The businesses most at risk are the young technology developers, who are spending significant equity dollars on technology development and building to a critical manufacturing and sales base. These are the businesses that the VC community is funding at a tremendous rate. These aren't businesses that are throwing off tremendous amounts of cashflow to weather a storm.
One concern, if the market does turn down, the major Japanese, European, and oil company solar manufacturers are likely to lower prices to keep their factories full, and really hurt the smaller businesses.
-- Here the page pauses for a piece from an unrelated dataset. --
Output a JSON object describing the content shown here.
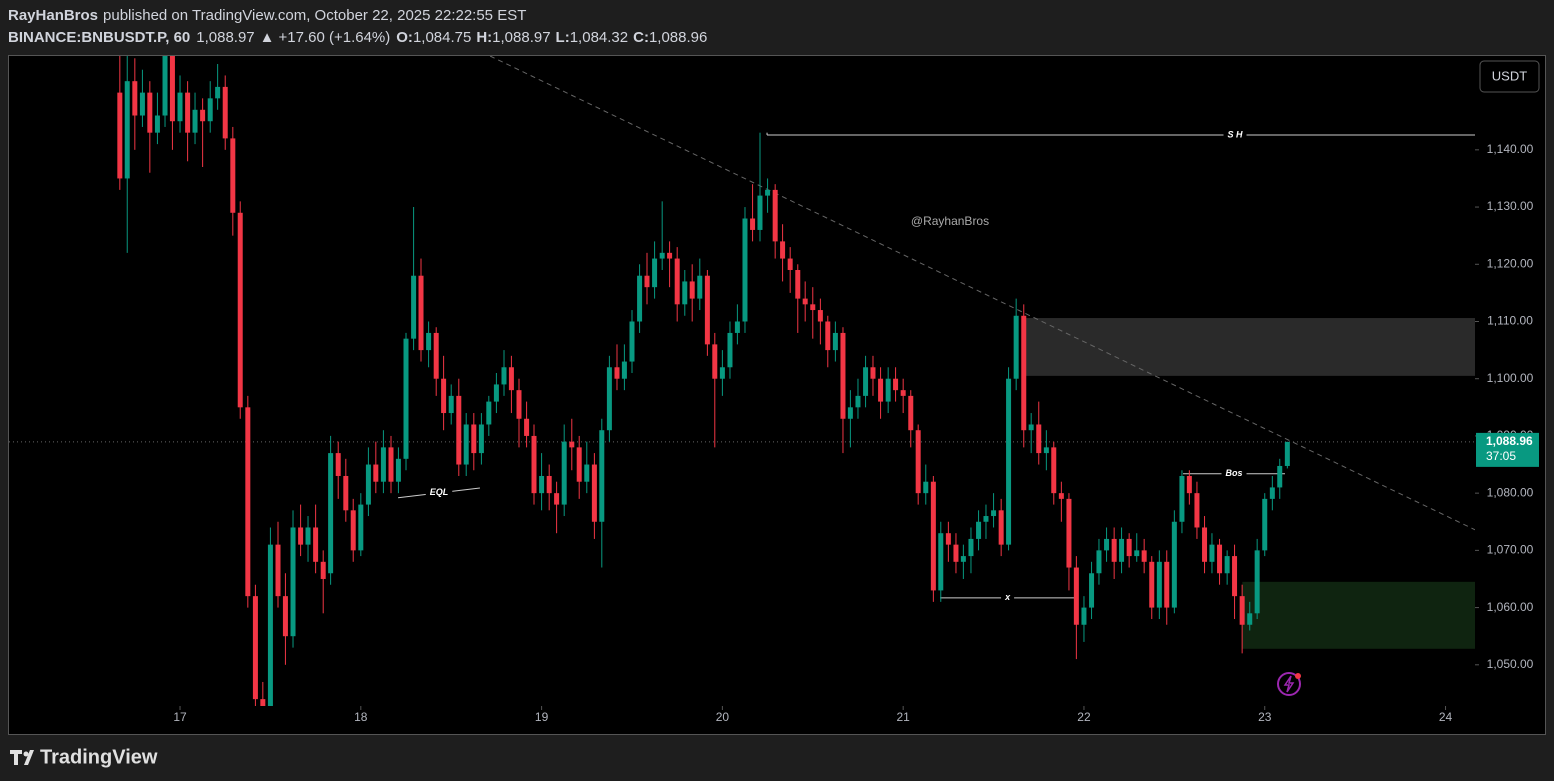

Keep in mind, if you launched a solar business 5-10 years ago, reaching a 20 MW plant would put you in the top 20 manufacturers. With that same launch today, looking ahead five years to when your technology is commercialized, you will have to hit perhaps 50-100 MW of capacity to be an elite player. That's a big difference that I don't think the investment community has understood yet.
I thought now was a good time to rethink some of those conclusions, given all the recent news in the solar energy sector, and add a few new thoughts:
I still believe a silicon price reversion to the mean is coming, and a shakeout with it whose winners are the lowest cost and highest capacity providers. Young technology developers are still the most at risk from this. We have since written about Applied Material's (NYSE:AMAT) entry into solar and the potential for the double junction tandem cells - which are really hybrid thin film/advanced silicon cells. I think this technology, along with dramatically increased industry capacity, and First Solar's (NASDAQ:FSLR) low cost advance into the sector, is moving the bar for new entrants. So perhaps I was off on my expected timing. And perhaps a coming shakeout will be even more drastic. Or maybe I'm dead wrong and the whole industry will keep growing with no business cycles to worry about. You decide what you want to believe.